For a moment we stepped away from the pile of presents and the shine of tinsel and we returned to where the story all began…

In a simple stable,

with family gathered,

and animals around.

After reading the Christmas story my parents shared with the kids the legend of the animals and the magic that happens each Christmas Eve at midnight….

The Night The Animals Talked

“In the frosty mountains and on the snowy fields of Norway, there is a legend that draws children to all kinds to stables and stalls throughout the country on each Christmas Eve night. They are hoping to hear a miracle. They are waiting to hear the animals talk.

Over 2,000 years ago, Jesus was born in a stable in Bethlehem. This was no abandoned place, but was a working stable, filled with animals of all kinds. Into these humble surroundings, encircled by the innocent creatures of God, the Savior of man came into the world.

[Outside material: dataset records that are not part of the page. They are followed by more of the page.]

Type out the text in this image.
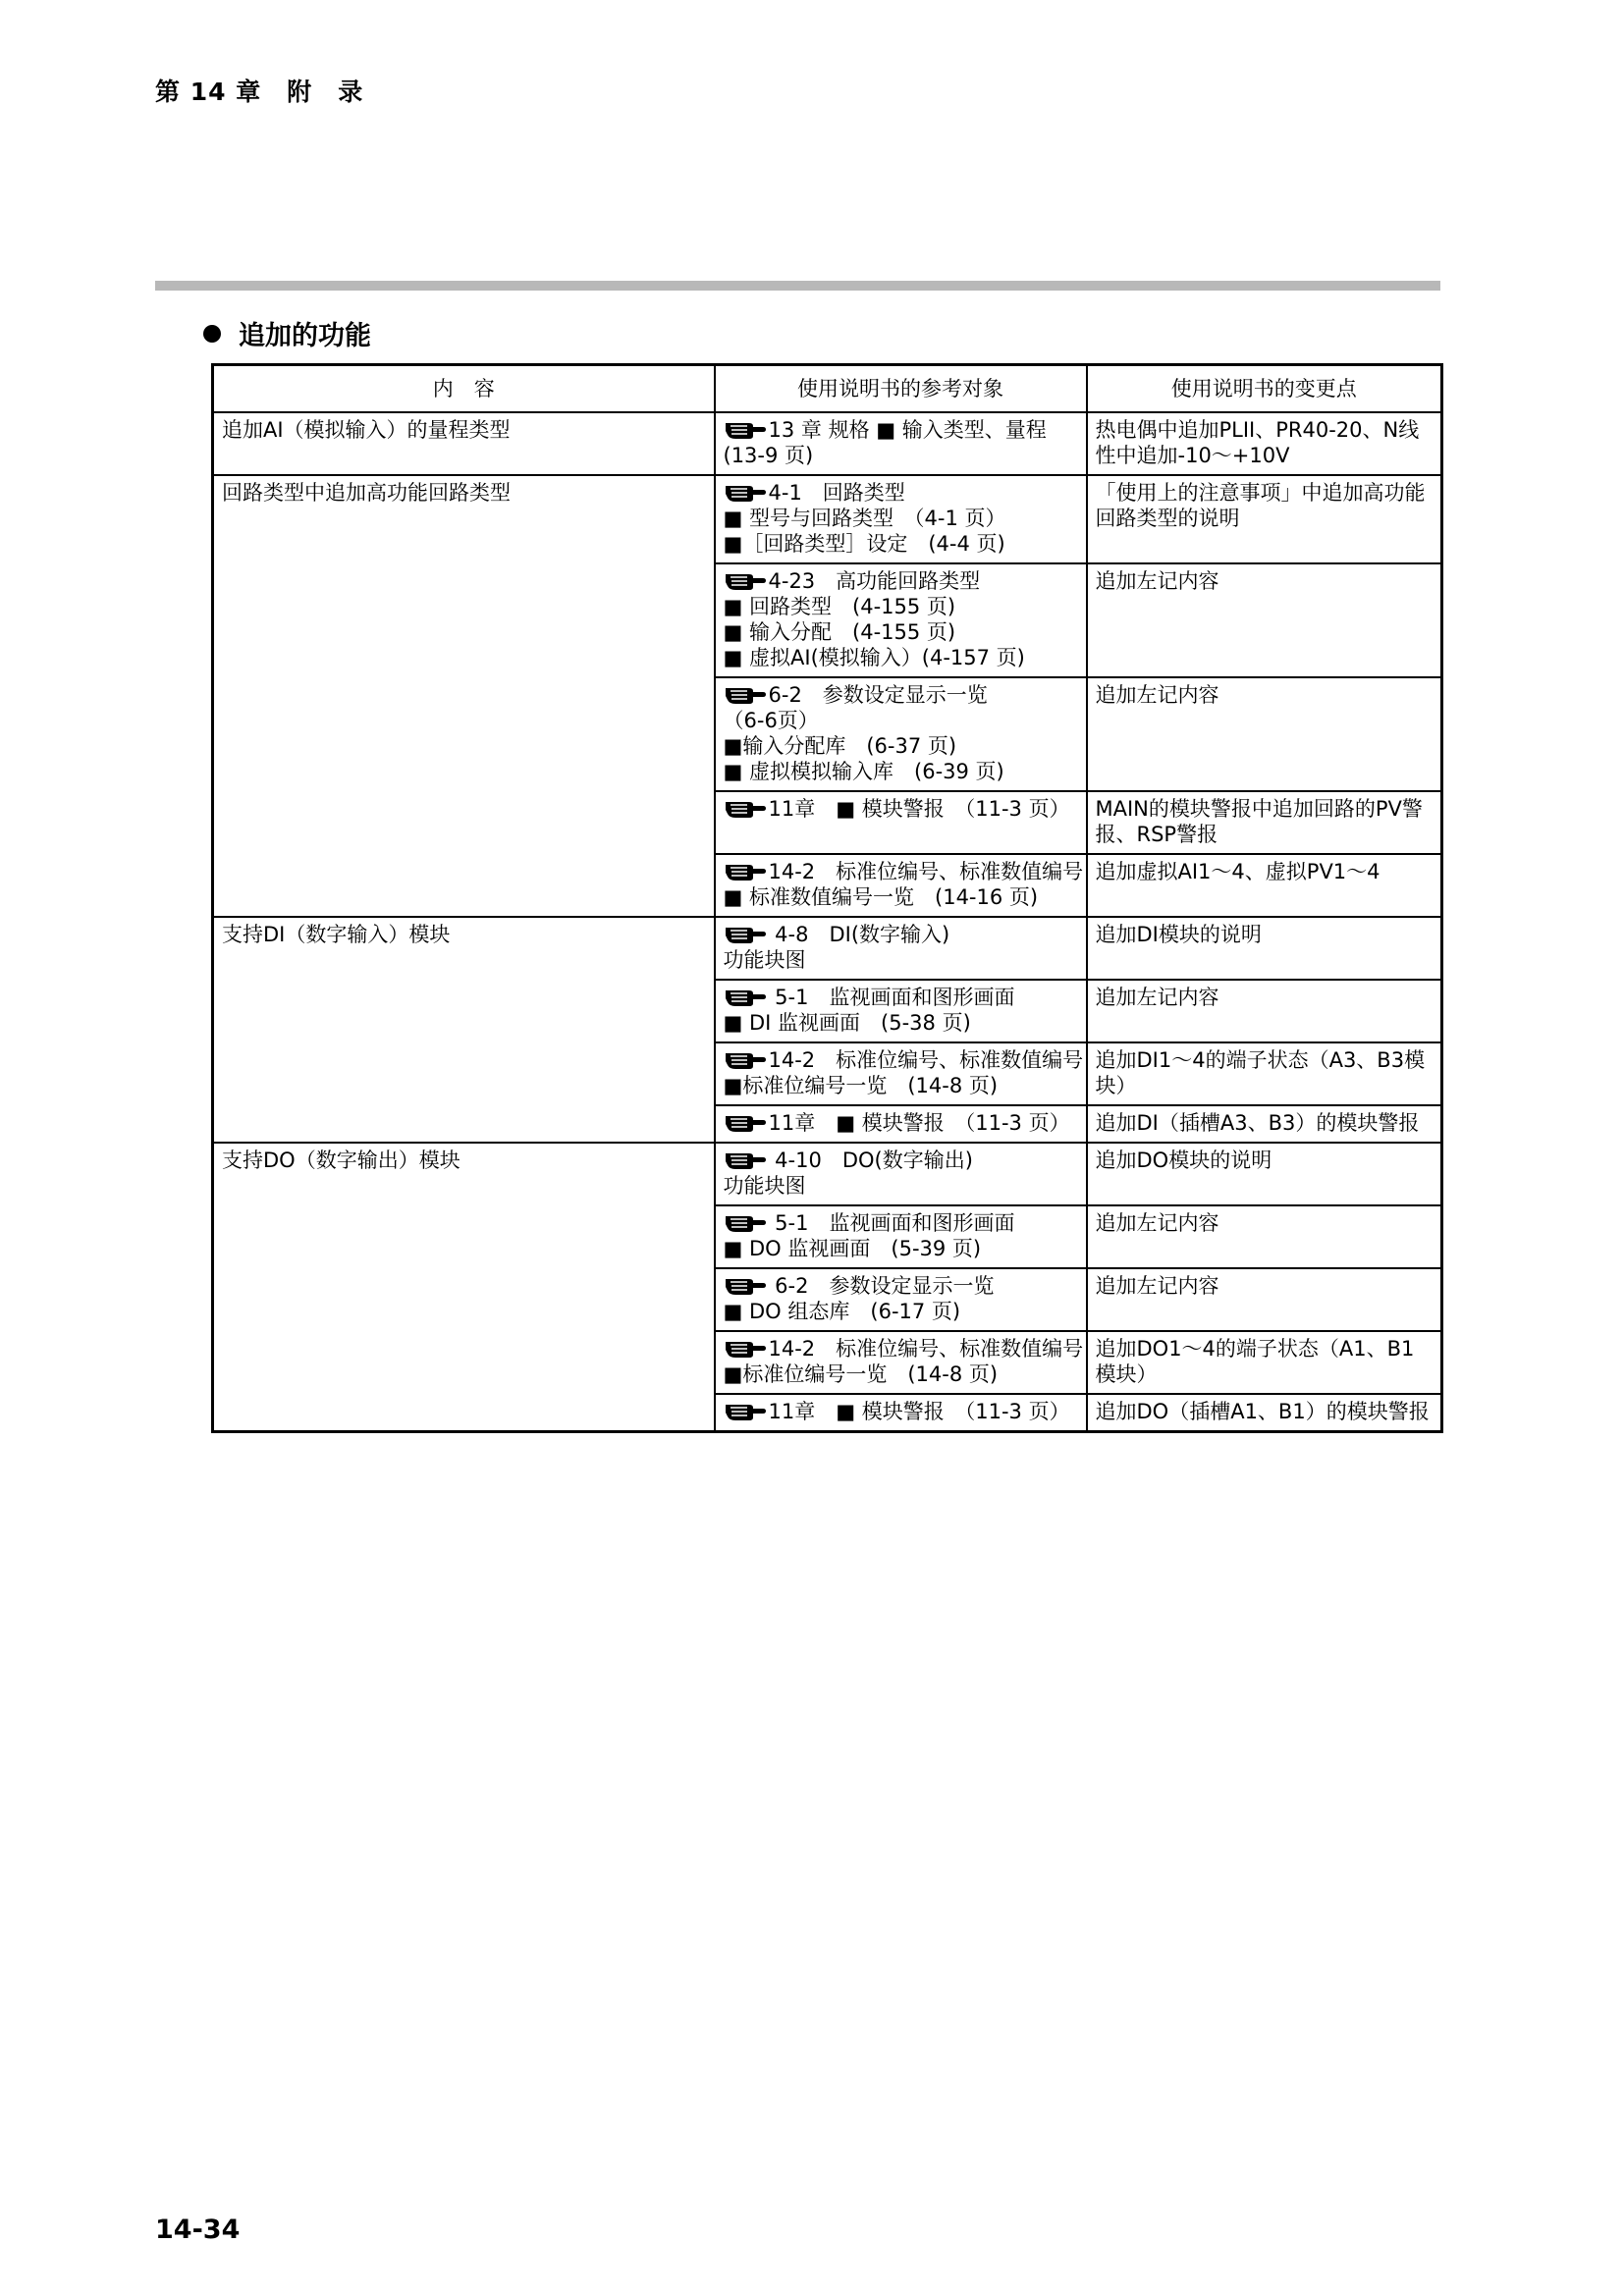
第 14 章　附　录
追加的功能
内　容	使用说明书的参考对象	使用说明书的变更点
追加AI（模拟输入）的量程类型	13 章 规格 ■ 输入类型、量程
(13-9 页)	热电偶中追加PLII、PR40-20、N线性中追加-10～+10V
回路类型中追加高功能回路类型	4-1　回路类型
■ 型号与回路类型　（4-1 页）
■［回路类型］设定　(4-4 页)	「使用上的注意事项」中追加高功能回路类型的说明

	4-23　高功能回路类型
■ 回路类型　(4-155 页)
■ 输入分配　(4-155 页)
■ 虚拟AI(模拟输入）(4-157 页)	追加左记内容

	6-2　参数设定显示一览
（6-6页）
■输入分配库　(6-37 页)
■ 虚拟模拟输入库　(6-39 页)	追加左记内容

	11章　■ 模块警报　（11-3 页）	MAIN的模块警报中追加回路的PV警报、RSP警报

	14-2　标准位编号、标准数值编号
■ 标准数值编号一览　(14-16 页)	追加虚拟AI1～4、虚拟PV1～4
支持DI（数字输入）模块	4-8　DI(数字输入)
功能块图	追加DI模块的说明

	5-1　监视画面和图形画面
■ DI 监视画面　(5-38 页)	追加左记内容

	14-2　标准位编号、标准数值编号
■标准位编号一览　(14-8 页)	追加DI1～4的端子状态（A3、B3模块）

	11章　■ 模块警报　（11-3 页）	追加DI（插槽A3、B3）的模块警报
支持DO（数字输出）模块	4-10　DO(数字输出)
功能块图	追加DO模块的说明

	5-1　监视画面和图形画面
■ DO 监视画面　(5-39 页)	追加左记内容

	6-2　参数设定显示一览
■ DO 组态库　(6-17 页)	追加左记内容

	14-2　标准位编号、标准数值编号
■标准位编号一览　(14-8 页)	追加DO1～4的端子状态（A1、B1模块）

	11章　■ 模块警报　（11-3 页）	追加DO（插槽A1、B1）的模块警报
14-34
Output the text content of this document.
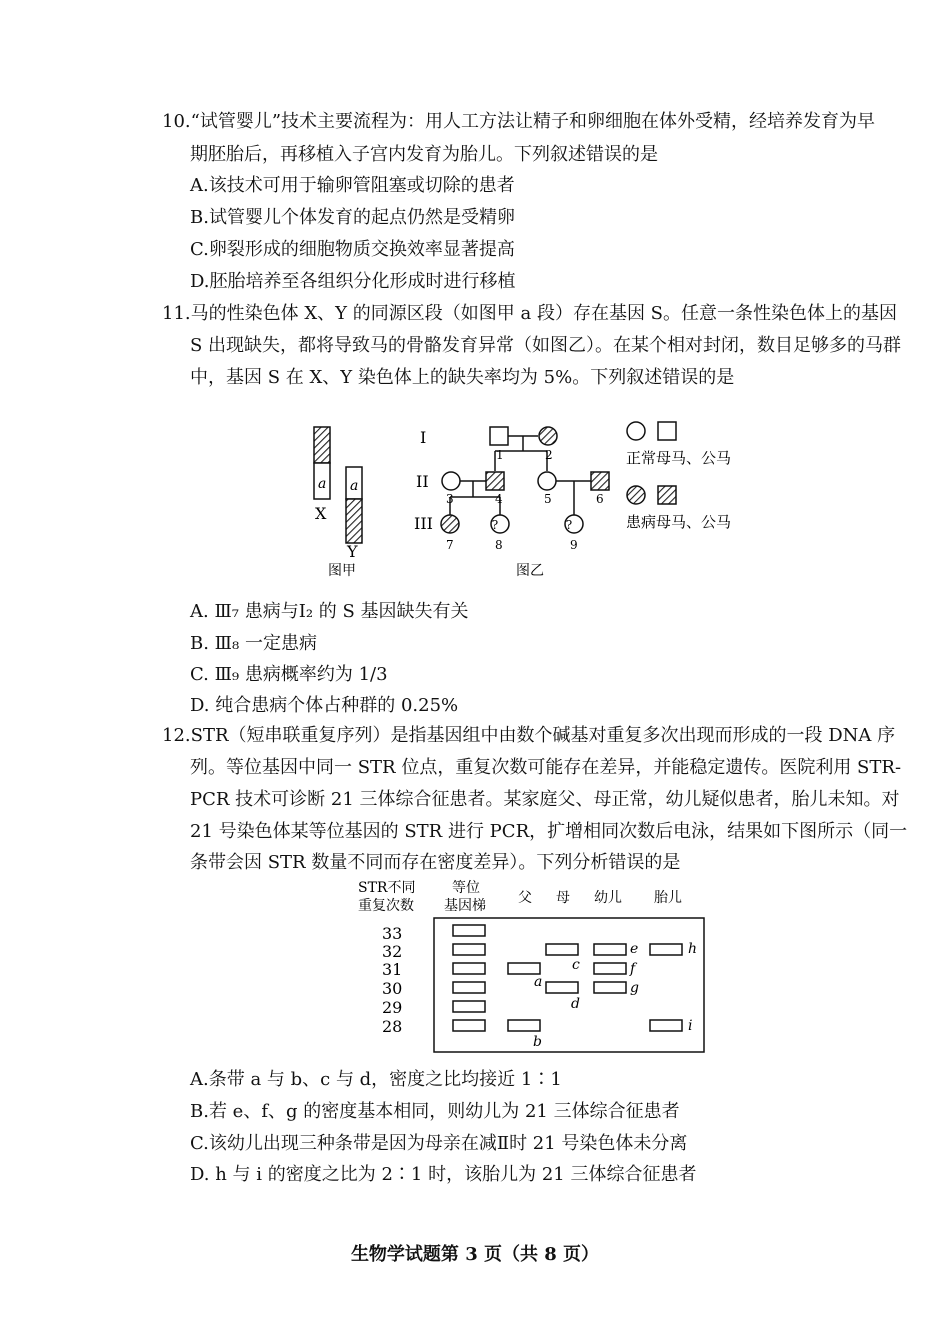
10.“试管婴儿”技术主要流程为：用人工方法让精子和卵细胞在体外受精，经培养发育为早
期胚胎后，再移植入子宫内发育为胎儿。下列叙述错误的是
A.该技术可用于输卵管阻塞或切除的患者
B.试管婴儿个体发育的起点仍然是受精卵
C.卵裂形成的细胞物质交换效率显著提高
D.胚胎培养至各组织分化形成时进行移植
11.马的性染色体 X、Y 的同源区段（如图甲 a 段）存在基因 S。任意一条性染色体上的基因
S 出现缺失，都将导致马的骨骼发育异常（如图乙）。在某个相对封闭，数目足够多的马群
中，基因 S 在 X、Y 染色体上的缺失率均为 5%。下列叙述错误的是
a
X
a
Y
图甲
?	?
I
II
III
1	2
3	4	5	6
7	8	9
图乙
正常母马、公马
患病母马、公马
A. Ⅲ₇ 患病与Ⅰ₂ 的 S 基因缺失有关
B. Ⅲ₈ 一定患病
C. Ⅲ₉ 患病概率约为 1/3
D. 纯合患病个体占种群的 0.25%
12.STR（短串联重复序列）是指基因组中由数个碱基对重复多次出现而形成的一段 DNA 序
列。等位基因中同一 STR 位点，重复次数可能存在差异，并能稳定遗传。医院利用 STR-
PCR 技术可诊断 21 三体综合征患者。某家庭父、母正常，幼儿疑似患者，胎儿未知。对
21 号染色体某等位基因的 STR 进行 PCR，扩增相同次数后电泳，结果如下图所示（同一
条带会因 STR 数量不同而存在密度差异）。下列分析错误的是
STR不同
重复次数
等位
基因梯 父 母 幼儿 胎儿
33
32
31
30
29
28
a
b
c
d
e
f
g
h
i
A.条带 a 与 b、c 与 d，密度之比均接近 1∶1
B.若 e、f、g 的密度基本相同，则幼儿为 21 三体综合征患者
C.该幼儿出现三种条带是因为母亲在减Ⅱ时 21 号染色体未分离
D. h 与 i 的密度之比为 2∶1 时，该胎儿为 21 三体综合征患者
生物学试题第 3 页（共 8 页）
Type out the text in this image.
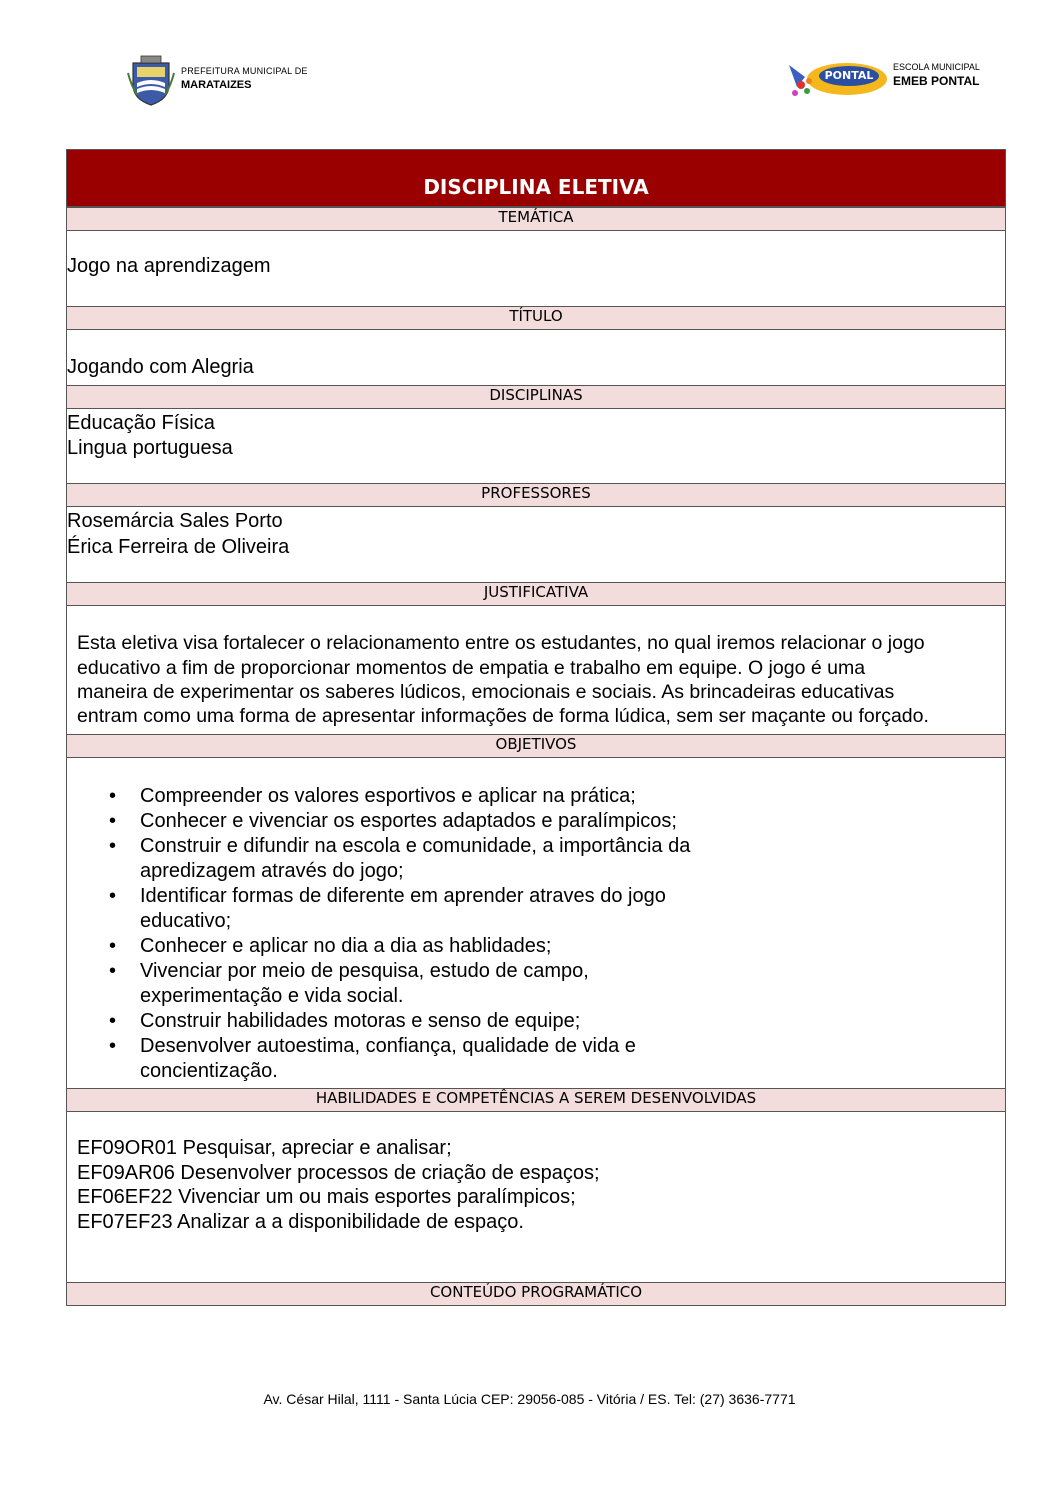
PREFEITURA MUNICIPAL DE
MARATAIZES
PONTAL
ESCOLA MUNICIPAL
EMEB PONTAL
DISCIPLINA ELETIVA
TEMÁTICA
Jogo na aprendizagem
TÍTULO
Jogando com Alegria
DISCIPLINAS
Educação Física
Lingua portuguesa
PROFESSORES
Rosemárcia Sales Porto
Érica Ferreira de Oliveira
JUSTIFICATIVA
Esta eletiva visa fortalecer o relacionamento entre os estudantes, no qual iremos relacionar o jogo
educativo a fim de proporcionar momentos de empatia e trabalho em equipe. O jogo é uma
maneira de experimentar os saberes lúdicos, emocionais e sociais. As brincadeiras educativas
entram como uma forma de apresentar informações de forma lúdica, sem ser maçante ou forçado.
OBJETIVOS
• Compreender os valores esportivos e aplicar na prática;
• Conhecer e vivenciar os esportes adaptados e paralímpicos;
• Construir e difundir na escola e comunidade, a importância da
apredizagem através do jogo;
• Identificar formas de diferente em aprender atraves do jogo
educativo;
• Conhecer e aplicar no dia a dia as hablidades;
• Vivenciar por meio de pesquisa, estudo de campo,
experimentação e vida social.
• Construir habilidades motoras e senso de equipe;
• Desenvolver autoestima, confiança, qualidade de vida e
concientização.
HABILIDADES E COMPETÊNCIAS A SEREM DESENVOLVIDAS
EF09OR01 Pesquisar, apreciar e analisar;
EF09AR06 Desenvolver processos de criação de espaços;
EF06EF22 Vivenciar um ou mais esportes paralímpicos;
EF07EF23 Analizar a a disponibilidade de espaço.
CONTEÚDO PROGRAMÁTICO
Av. César Hilal, 1111 - Santa Lúcia CEP: 29056-085 - Vitória / ES. Tel: (27) 3636-7771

Now according to legend, at least, Christ’s birth occurred at exactly midnight. Inside the stable, the animals watched in wonder as the new-born babe was lovingly wrapped in swaddling clothes and placed in a manger. Suddenly, God gave voice to the animals and immediately they began to praise God for the miracle they had just seen. This went on for several minutes and, just before the entrance of the shepherds — who had hurried to the stable because angels had told them the Christ had been born there — the animals again fell silent. The only humans who had heard them were Mary, Joseph and, of course, the Christ child.

The legend of the talking animals persists to this day in Scandinavia. And every Christmas Eve, wide-eyed children creep into stables just before midnight to hear the animals praise God for the wondrous birth of His Son. Of course, adults scoff at this. “Old wives tales,” they grump. “Those children should be home in bed, not out in the cold waiting for the family cow to preach a sermon.”

But the children know — or at least believe — that animals really do praise God at midnight every Christmas Eve. And who of us — those who believe in an all-powerful God — can say that it really doesn’t happen.”

 (by: Ed Price)

We then read from the book, Manger, which is a compiled series of poems written in the voices of the animals that were there for Christ’s birth, on that holy night. We passed the book around, as we sat on the hay, each taking a turn to read an animal’s poem.



Rusty had somebody reading over his shoulder 🙂

Then we tucked in the animals and said good night. The kids talked of sneaking back out at midnight to listen at the barn door. 🙂



 It was then time for bed. Santa’s cookies we placed on a plate, a cup of eggnog at its side, and reindeer food was tossed in the air in anticipation of Rudolph’s arrival.


Magic reindeer food!

The little ones were then tucked into bed so that the real magic could begin.